= Lloyd, Carr & Company =

U.S. commodities options brokerage firm

Lloyd, Carr & Company was a Boston based commodities options brokerage firm. It was put in receivership in January 1978 after major fraud was discovered.

The company was formed in mid-1976 by James A. Carr with $2,000. (There was no one connected with the firm by the name of Lloyd. Carr thought people might associate the company with Lloyd's of London.) It grew in 18 months to include 12 offices and 700 employees, with annual sales of $50 million. The company sold commodities options on London exchanges using boiler room tactics, including cold calling and high pressure sales. The company charged commissions of up to 500% and misled investors about risks. Lloyd Carr sometimes have not actually bought the options, but kept the money. An estimated 97% of investors lost money, with total estimated losses to customers of $28 million. Carr sent about $5 million to $8 million of the funds to foreign bank accounts he controlled. Throughout 1977, the Commodity Futures Trading Commission took legal action against the company, and an injunction was issued in December 1977. The company was placed in receivership in January 1978.

James A. Carr was arrested in January 1978 and after being fingerprinted was found to be Alan H. Abrahams, an escaped convict. He had fled a New Jersey minimum security prison in December 1974, where he was serving a four to six year sentence for fraud and writing bad checks. After his arrest in 1978, Abrahams jumped his $100,000 bail but was caught in Florida a few weeks later. In April 1978, he was sentenced to 2 1/2 years in prison for violating probation in a 1971 federal tax case. In June 1980, he pleaded guilty to seven counts of fraud in connection with the Lloyd Carr case and was sentenced to seven years in prison. His attorney was F. Lee Bailey. Abrahams was released in February 1983, but was again arrested in 1984 on charges of being a fugitive from justice from New Jersey. Five other employees of Lloyd Carr were convicted in February 1979 of mail and wire fraud.
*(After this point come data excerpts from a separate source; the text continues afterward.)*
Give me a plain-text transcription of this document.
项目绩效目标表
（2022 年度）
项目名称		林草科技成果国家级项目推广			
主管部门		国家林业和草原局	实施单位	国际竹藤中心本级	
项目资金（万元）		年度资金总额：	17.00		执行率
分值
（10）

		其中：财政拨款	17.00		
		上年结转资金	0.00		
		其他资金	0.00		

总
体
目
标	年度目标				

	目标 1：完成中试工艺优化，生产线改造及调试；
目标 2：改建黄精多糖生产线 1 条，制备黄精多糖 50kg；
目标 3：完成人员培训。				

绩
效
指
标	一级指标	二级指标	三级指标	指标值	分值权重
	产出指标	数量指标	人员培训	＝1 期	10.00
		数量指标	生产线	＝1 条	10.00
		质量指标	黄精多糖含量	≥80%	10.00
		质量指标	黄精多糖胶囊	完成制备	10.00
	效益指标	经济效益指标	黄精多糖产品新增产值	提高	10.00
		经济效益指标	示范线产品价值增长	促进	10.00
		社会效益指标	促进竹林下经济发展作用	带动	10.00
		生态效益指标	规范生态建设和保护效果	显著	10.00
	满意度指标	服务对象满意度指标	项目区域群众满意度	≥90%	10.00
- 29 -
As a result of the fraud at Lloyd Carr and similar operations, the sale of commodity options on foreign exchanges was banned by the Commodity Futures Trading Commission as of June 1, 1978.

Abrahams' name surfaced again in 1992, when it was revealed that after being jilted by a society real estate broker, he became an informant against one of the so-called Society Seven, a group of socially prominent New Yorkers involved in insider trading.